Denn vorliegend würde die von der Antragsgegnerin geplante Direktvergabe der Interimsleistungen dazu führen, die Rückabwicklungsverpflichtung aus dem bestandskräftigen Beschluss der Vergabekammer zu umgehen. Damit würde eine Rechtsgrundlage dafür geschaffen, die vergaberechtswidrig beschafften Leistungen für einen, aufgrund der Verlängerungsoptionen im beabsichtigten Interimsauftrag, letztlich im Belieben der Antragsgegnerin stehenden Zeitraum weiter nutzen zu können.

Auch Aspekte des effektiven Rechtsschutzes gegen die De-facto-Vergaben sprechen für dieses Ergebnis. Denn wenn das Interesse an einer unterbrechungsfreien Erbringung von Leistungen der Daseinsvorsorge auch die Rückabwicklungsverpflichtungen aus einer bestandskräftigen Nichtigkeitsfeststellung eines Vertrags durch die Vergabenachprüfungsinstanzen überlagern und außer Kraft setzen würde, bestünde für die Antragstellerin kein effektiver Rechtsschutz gegen die De-facto-Vergabe der Antragsgegnerin mehr. Der von ihr bereits erstrittene bestandskräftige Beschluss der Vergabekammer wäre praktisch wirkungslos.

Damit hat die Vergabekammer die Grenze einer etwaigen Ausnahme vom Erfordernis, dass die Dringlichkeit unvorhersehbar war und nicht vom Auftraggeber verschuldet herbeigeführt wurde, im Bereich der Daseinsvorsorge klar gezogen: Jedenfalls dann, wenn die Interimsvergabe dazu dienen würde, eine bestandskräftige Entscheidung der Nachprüfungsinstanzen zu umgehen, kann die Vergabe ohne Wettbewerb auch im Bereich der Daseinsvorsorge nicht mehr auf die ununterbrochene Leistungserbringung gestützt werden.

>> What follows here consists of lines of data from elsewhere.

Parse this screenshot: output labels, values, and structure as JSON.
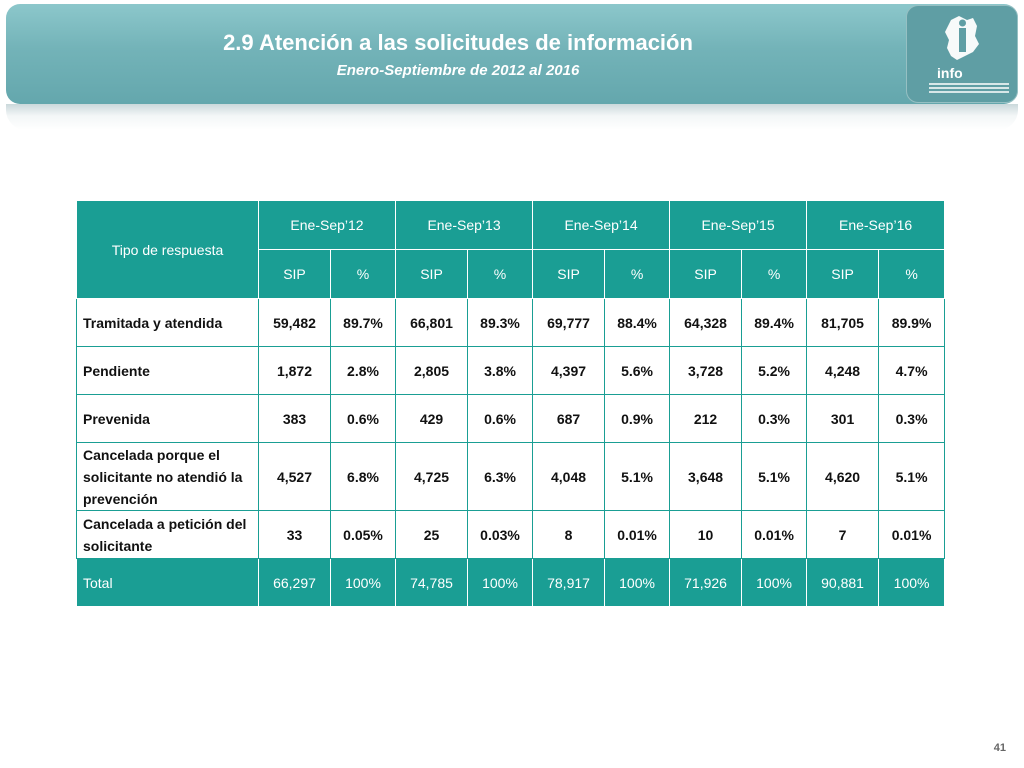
{
  "header": {
    "title": "2.9 Atención a las solicitudes de información",
    "subtitle": "Enero-Septiembre de 2012 al 2016",
    "logo_text": "info"
  },
  "table": {
    "corner_label": "Tipo de respuesta",
    "periods": [
      "Ene-Sep’12",
      "Ene-Sep’13",
      "Ene-Sep’14",
      "Ene-Sep’15",
      "Ene-Sep’16"
    ],
    "sub_labels": {
      "count": "SIP",
      "pct": "%"
    },
    "rows": [
      {
        "label": "Tramitada y atendida",
        "cells": [
          "59,482",
          "89.7%",
          "66,801",
          "89.3%",
          "69,777",
          "88.4%",
          "64,328",
          "89.4%",
          "81,705",
          "89.9%"
        ]
      },
      {
        "label": "Pendiente",
        "cells": [
          "1,872",
          "2.8%",
          "2,805",
          "3.8%",
          "4,397",
          "5.6%",
          "3,728",
          "5.2%",
          "4,248",
          "4.7%"
        ]
      },
      {
        "label": "Prevenida",
        "cells": [
          "383",
          "0.6%",
          "429",
          "0.6%",
          "687",
          "0.9%",
          "212",
          "0.3%",
          "301",
          "0.3%"
        ]
      },
      {
        "label": "Cancelada porque el solicitante no atendió la prevención",
        "cells": [
          "4,527",
          "6.8%",
          "4,725",
          "6.3%",
          "4,048",
          "5.1%",
          "3,648",
          "5.1%",
          "4,620",
          "5.1%"
        ]
      },
      {
        "label": "Cancelada a petición del solicitante",
        "cells": [
          "33",
          "0.05%",
          "25",
          "0.03%",
          "8",
          "0.01%",
          "10",
          "0.01%",
          "7",
          "0.01%"
        ]
      }
    ],
    "total": {
      "label": "Total",
      "cells": [
        "66,297",
        "100%",
        "74,785",
        "100%",
        "78,917",
        "100%",
        "71,926",
        "100%",
        "90,881",
        "100%"
      ]
    }
  },
  "footer": {
    "page_number": "41"
  },
  "colors": {
    "banner": "#73b3b8",
    "table_header": "#1a9e94"
  }
}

Die Untersagung der nichtwettbewerblichen Vergabe des Interimsauftrags an die Beigeladene sei damit das einzige effektive Mittel, die Auftraggeberin zur Fortsetzung und zum zügigen Abschluss des von ihr begonnenen wettbewerblichen Verfahrens und zur Beendigung des faktischen Vollzugs des von Anfang an nichtigen Vertrags zu motivieren. Gleichzeitig sei dies die einzige Möglichkeit der Antragstellerin, effektiven Rechtsschutz aus dem von ihr erwirkten bestandskräftigen Beschluss der Vergabekammer zu gewähren.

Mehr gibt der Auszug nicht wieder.